One wonders what the author of that book would make of the George Will of today — peddler of Tea-Party-approved libertarian bromides, promoter of know-nothing climate-change denialism, serial spewer of bile against the all-purpose bogeyman of "progressivism." (Reading Will's column these days, you get the feeling he thinks the Republican Party needs to position itself to the right of Theodore Roosevelt circa 1912.)
And then there's the notorious rape column — you know, the one that's inspired a Twitter-fueled flurry of outrage since it was published last weekend, in which Will asserts that (you guessed it) "progressivism" has made "victimhood a coveted status that confers privileges," thereby inspiring "the supposed campus epidemic of rape, a.k.a. 'sexual assault.'"
That's right: George Will, Ph.D., believes that under the influence of "progressivism," young women on college campuses across America are (en masse? individually?) seeking privileges (economic? political? cultural?) by getting themselves known as rape victims — because that is a "coveted status."
Now, I'm not one to restrain myself when it comes to ridiculing the silliness that periodically sweeps through universities in this country.
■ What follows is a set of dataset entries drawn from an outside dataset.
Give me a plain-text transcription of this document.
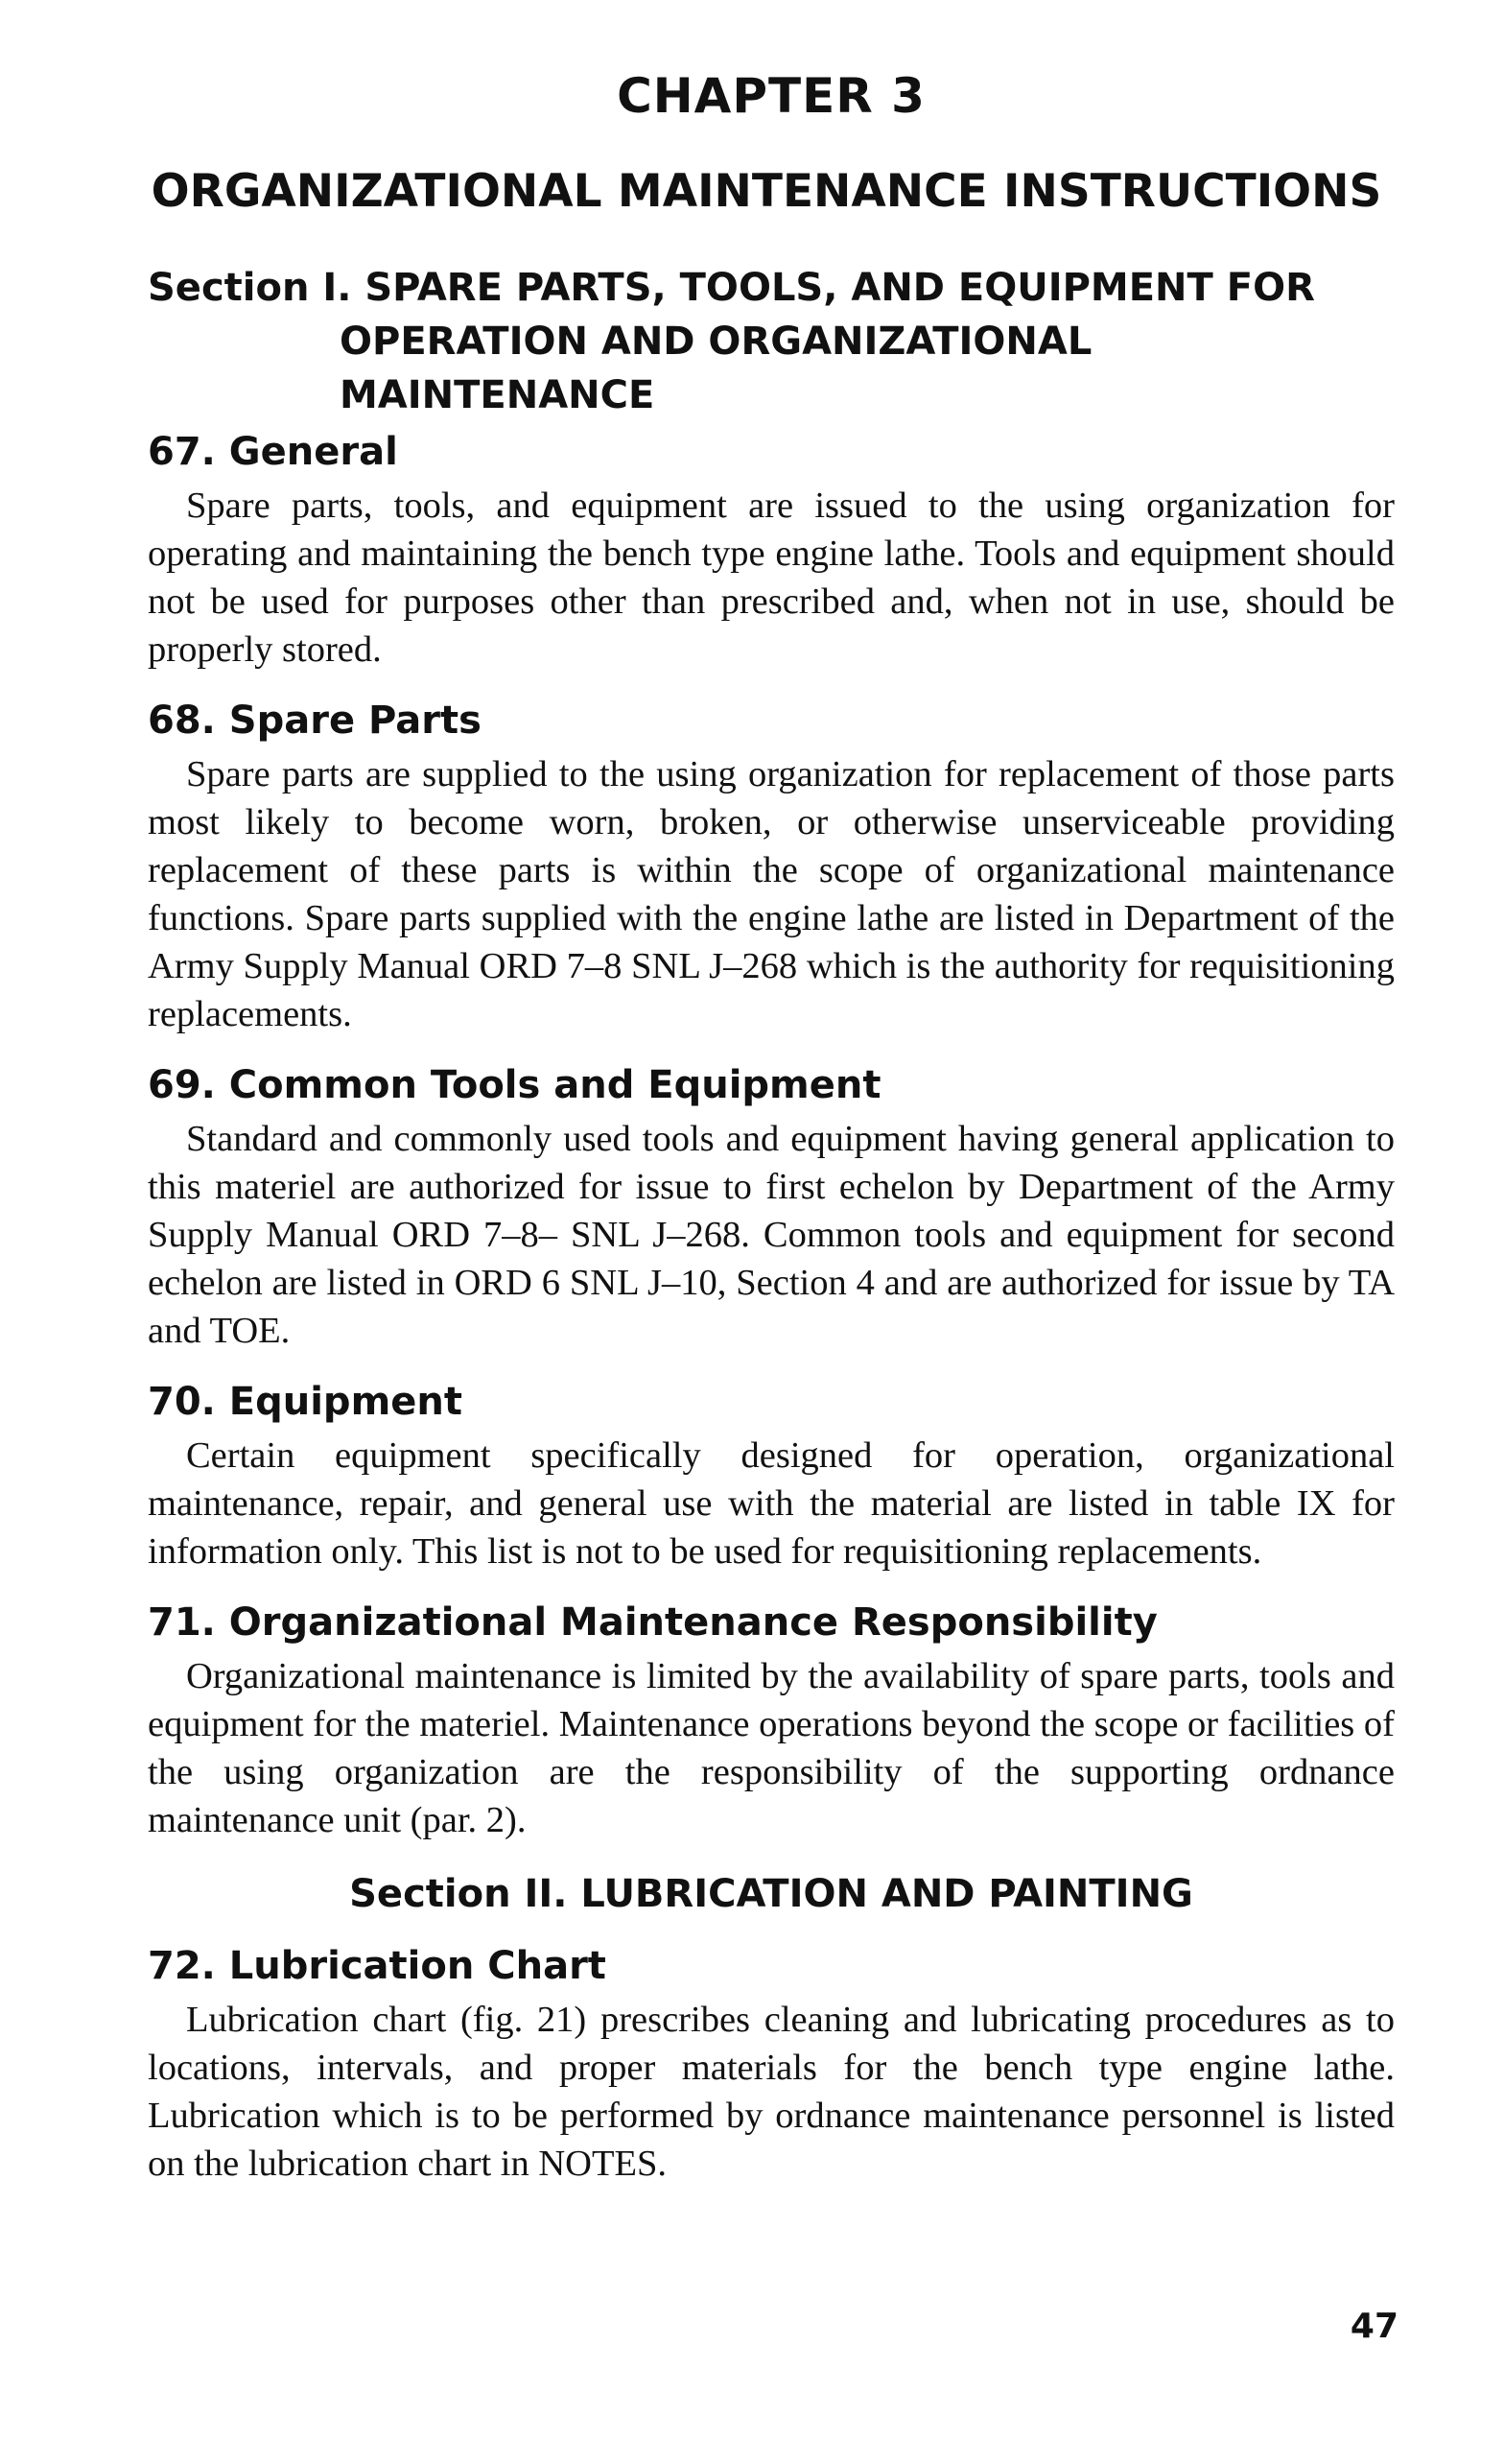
CHAPTER 3
ORGANIZATIONAL MAINTENANCE INSTRUCTIONS
Section I. SPARE PARTS, TOOLS, AND EQUIPMENT FOR OPERATION AND ORGANIZATIONAL MAINTENANCE
67. General

Spare parts, tools, and equipment are issued to the using organization for operating and maintaining the bench type engine lathe. Tools and equipment should not be used for purposes other than prescribed and, when not in use, should be properly stored.

68. Spare Parts

Spare parts are supplied to the using organization for replacement of those parts most likely to become worn, broken, or otherwise unserviceable providing replacement of these parts is within the scope of organizational maintenance functions. Spare parts supplied with the engine lathe are listed in Department of the Army Supply Manual ORD 7–8 SNL J–268 which is the authority for requisitioning replacements.

69. Common Tools and Equipment

Standard and commonly used tools and equipment having general application to this materiel are authorized for issue to first echelon by Department of the Army Supply Manual ORD 7–8– SNL J–268. Common tools and equipment for second echelon are listed in ORD 6 SNL J–10, Section 4 and are authorized for issue by TA and TOE.

70. Equipment

Certain equipment specifically designed for operation, organizational maintenance, repair, and general use with the material are listed in table IX for information only. This list is not to be used for requisitioning replacements.

71. Organizational Maintenance Responsibility

Organizational maintenance is limited by the availability of spare parts, tools and equipment for the materiel. Maintenance operations beyond the scope or facilities of the using organization are the responsibility of the supporting ordnance maintenance unit (par. 2).

Section II. LUBRICATION AND PAINTING
72. Lubrication Chart

Lubrication chart (fig. 21) prescribes cleaning and lubricating procedures as to locations, intervals, and proper materials for the bench type engine lathe. Lubrication which is to be performed by ordnance maintenance personnel is listed on the lubrication chart in NOTES.

47
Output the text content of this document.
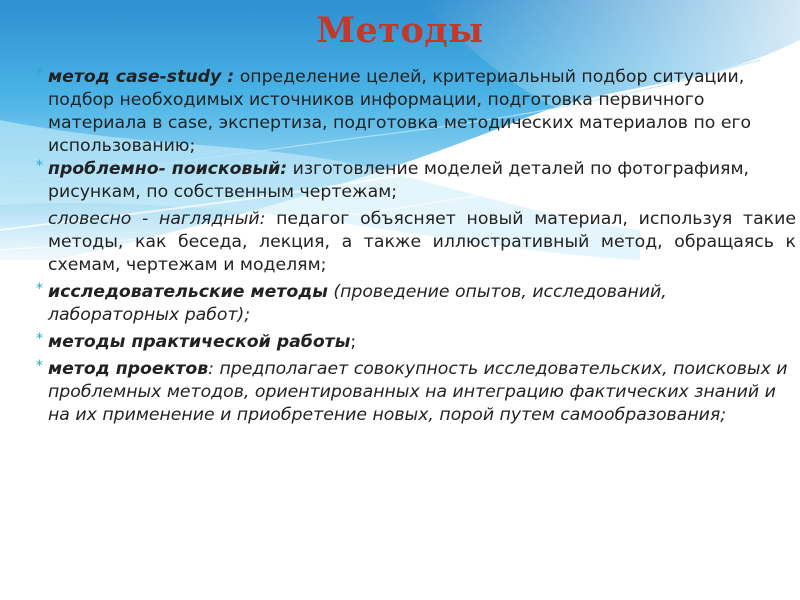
Методы

* метод case-study : определение целей, критериальный подбор ситуации, подбор необходимых источников информации, подготовка первичного материала в case, экспертиза, подготовка методических материалов по его использованию;

* проблемно- поисковый: изготовление моделей деталей по фотографиям, рисункам, по собственным чертежам;

словесно - наглядный: педагог объясняет новый материал, используя такие методы, как беседа, лекция, а также иллюстративный метод, обращаясь к схемам, чертежам и моделям;

* исследовательские методы (проведение опытов, исследований, лабораторных работ);

* методы практической работы;

* метод проектов: предполагает совокупность исследовательских, поисковых и проблемных методов, ориентированных на интеграцию фактических знаний и на их применение и приобретение новых, порой путем самообразования;
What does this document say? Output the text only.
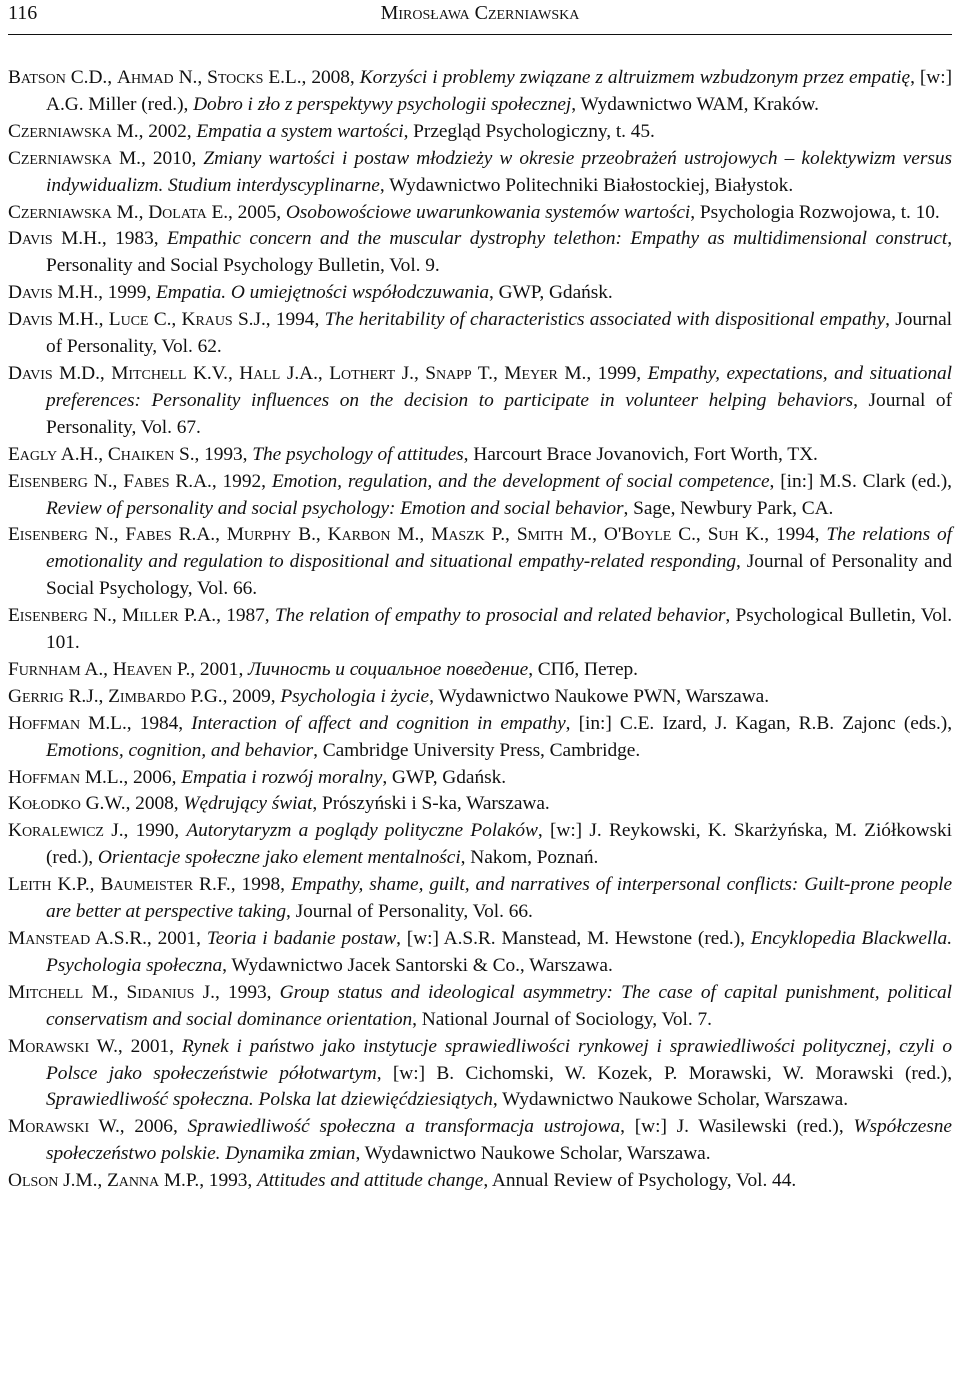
116	Mirosława Czerniawska
Batson C.D., Ahmad N., Stocks E.L., 2008, Korzyści i problemy związane z altruizmem wzbudzonym przez empatię, [w:] A.G. Miller (red.), Dobro i zło z perspektywy psychologii społecznej, Wydawnictwo WAM, Kraków.
Czerniawska M., 2002, Empatia a system wartości, Przegląd Psychologiczny, t. 45.
Czerniawska M., 2010, Zmiany wartości i postaw młodzieży w okresie przeobrażeń ustrojowych – kolektywizm versus indywidualizm. Studium interdyscyplinarne, Wydawnictwo Politechniki Białostockiej, Białystok.
Czerniawska M., Dolata E., 2005, Osobowościowe uwarunkowania systemów wartości, Psychologia Rozwojowa, t. 10.
Davis M.H., 1983, Empathic concern and the muscular dystrophy telethon: Empathy as multidimensional construct, Personality and Social Psychology Bulletin, Vol. 9.
Davis M.H., 1999, Empatia. O umiejętności współodczuwania, GWP, Gdańsk.
Davis M.H., Luce C., Kraus S.J., 1994, The heritability of characteristics associated with dispositional empathy, Journal of Personality, Vol. 62.
Davis M.D., Mitchell K.V., Hall J.A., Lothert J., Snapp T., Meyer M., 1999, Empathy, expectations, and situational preferences: Personality influences on the decision to participate in volunteer helping behaviors, Journal of Personality, Vol. 67.
Eagly A.H., Chaiken S., 1993, The psychology of attitudes, Harcourt Brace Jovanovich, Fort Worth, TX.
Eisenberg N., Fabes R.A., 1992, Emotion, regulation, and the development of social competence, [in:] M.S. Clark (ed.), Review of personality and social psychology: Emotion and social behavior, Sage, Newbury Park, CA.
Eisenberg N., Fabes R.A., Murphy B., Karbon M., Maszk P., Smith M., O'Boyle C., Suh K., 1994, The relations of emotionality and regulation to dispositional and situational empathy-related responding, Journal of Personality and Social Psychology, Vol. 66.
Eisenberg N., Miller P.A., 1987, The relation of empathy to prosocial and related behavior, Psychological Bulletin, Vol. 101.
Furnham A., Heaven P., 2001, Личность и социальное поведение, СПб, Петер.
Gerrig R.J., Zimbardo P.G., 2009, Psychologia i życie, Wydawnictwo Naukowe PWN, Warszawa.
Hoffman M.L., 1984, Interaction of affect and cognition in empathy, [in:] C.E. Izard, J. Kagan, R.B. Zajonc (eds.), Emotions, cognition, and behavior, Cambridge University Press, Cambridge.
Hoffman M.L., 2006, Empatia i rozwój moralny, GWP, Gdańsk.
Kołodko G.W., 2008, Wędrujący świat, Prószyński i S-ka, Warszawa.
Koralewicz J., 1990, Autorytaryzm a poglądy polityczne Polaków, [w:] J. Reykowski, K. Skarżyńska, M. Ziółkowski (red.), Orientacje społeczne jako element mentalności, Nakom, Poznań.
Leith K.P., Baumeister R.F., 1998, Empathy, shame, guilt, and narratives of interpersonal conflicts: Guilt-prone people are better at perspective taking, Journal of Personality, Vol. 66.
Manstead A.S.R., 2001, Teoria i badanie postaw, [w:] A.S.R. Manstead, M. Hewstone (red.), Encyklopedia Blackwella. Psychologia społeczna, Wydawnictwo Jacek Santorski & Co., Warszawa.
Mitchell M., Sidanius J., 1993, Group status and ideological asymmetry: The case of capital punishment, political conservatism and social dominance orientation, National Journal of Sociology, Vol. 7.
Morawski W., 2001, Rynek i państwo jako instytucje sprawiedliwości rynkowej i sprawiedliwości politycznej, czyli o Polsce jako społeczeństwie półotwartym, [w:] B. Cichomski, W. Kozek, P. Morawski, W. Morawski (red.), Sprawiedliwość społeczna. Polska lat dziewięćdziesiątych, Wydawnictwo Naukowe Scholar, Warszawa.
Morawski W., 2006, Sprawiedliwość społeczna a transformacja ustrojowa, [w:] J. Wasilewski (red.), Współczesne społeczeństwo polskie. Dynamika zmian, Wydawnictwo Naukowe Scholar, Warszawa.
Olson J.M., Zanna M.P., 1993, Attitudes and attitude change, Annual Review of Psychology, Vol. 44.
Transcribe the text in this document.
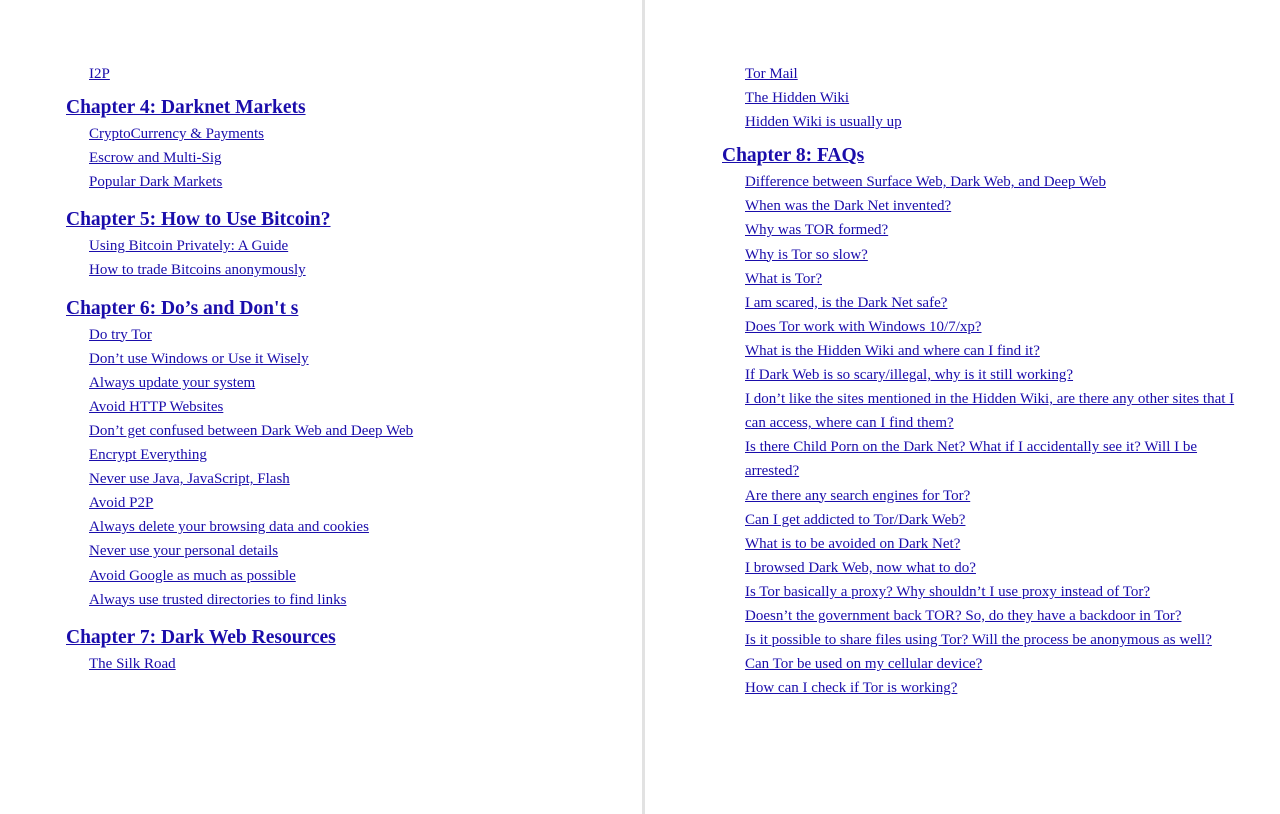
I2P
Chapter 4: Darknet Markets
CryptoCurrency & Payments
Escrow and Multi-Sig
Popular Dark Markets
Chapter 5: How to Use Bitcoin?
Using Bitcoin Privately: A Guide
How to trade Bitcoins anonymously
Chapter 6: Do’s and Don't s
Do try Tor
Don’t use Windows or Use it Wisely
Always update your system
Avoid HTTP Websites
Don’t get confused between Dark Web and Deep Web
Encrypt Everything
Never use Java, JavaScript, Flash
Avoid P2P
Always delete your browsing data and cookies
Never use your personal details
Avoid Google as much as possible
Always use trusted directories to find links
Chapter 7: Dark Web Resources
The Silk Road
Tor Mail
The Hidden Wiki
Hidden Wiki is usually up
Chapter 8: FAQs
Difference between Surface Web, Dark Web, and Deep Web
When was the Dark Net invented?
Why was TOR formed?
Why is Tor so slow?
What is Tor?
I am scared, is the Dark Net safe?
Does Tor work with Windows 10/7/xp?
What is the Hidden Wiki and where can I find it?
If Dark Web is so scary/illegal, why is it still working?
I don’t like the sites mentioned in the Hidden Wiki, are there any other sites that I can access, where can I find them?
Is there Child Porn on the Dark Net? What if I accidentally see it? Will I be arrested?
Are there any search engines for Tor?
Can I get addicted to Tor/Dark Web?
What is to be avoided on Dark Net?
I browsed Dark Web, now what to do?
Is Tor basically a proxy? Why shouldn’t I use proxy instead of Tor?
Doesn’t the government back TOR? So, do they have a backdoor in Tor?
Is it possible to share files using Tor? Will the process be anonymous as well?
Can Tor be used on my cellular device?
How can I check if Tor is working?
And the last few paragraphs of Will's column, which focus on the plague of "trigger warnings" on campus, make a valid point or two.
But the rape business? Sure it's sexist, condescending, and callously dismissive, as thousands of critics have already noted. But here's what bothers me even more than that: it's outrageously stupid, transparently absurd — the kind of tossed-off, back-of-the-napkin theorizing one would expect of a guy who spends a little too much time in the make-up chair at Fox News.
Can Will truly believe that female college students are behaving the way he claims they are — faking sexual assaults because it confers benefits on them? If he does, what does that imply about his broader capacity to think, analyze, and opine? If he doesn't, what does that imply about his willingness to prostitute his intellect for the sake of rallying the right-wing rabble in the bleachers?
To be perfectly honest, I don't know what to think. Between those two unpleasant possibilities — intellectual breakdown or intellectual self-betrayal — I suppose I have to go with the first option. It was just five years ago, after all, that Will railed against the American people for wearing blue jeans. I find it hard to believe that a man so proudly and unapologetically elitist would deliberately slum it to prove his populist bona fides.
But that means that something just as troubling has happened: a once thoughtful conservative has undergone a marked intellectual collapse right before our eyes.
Maybe everyone would be better off if he just stuck with baseball.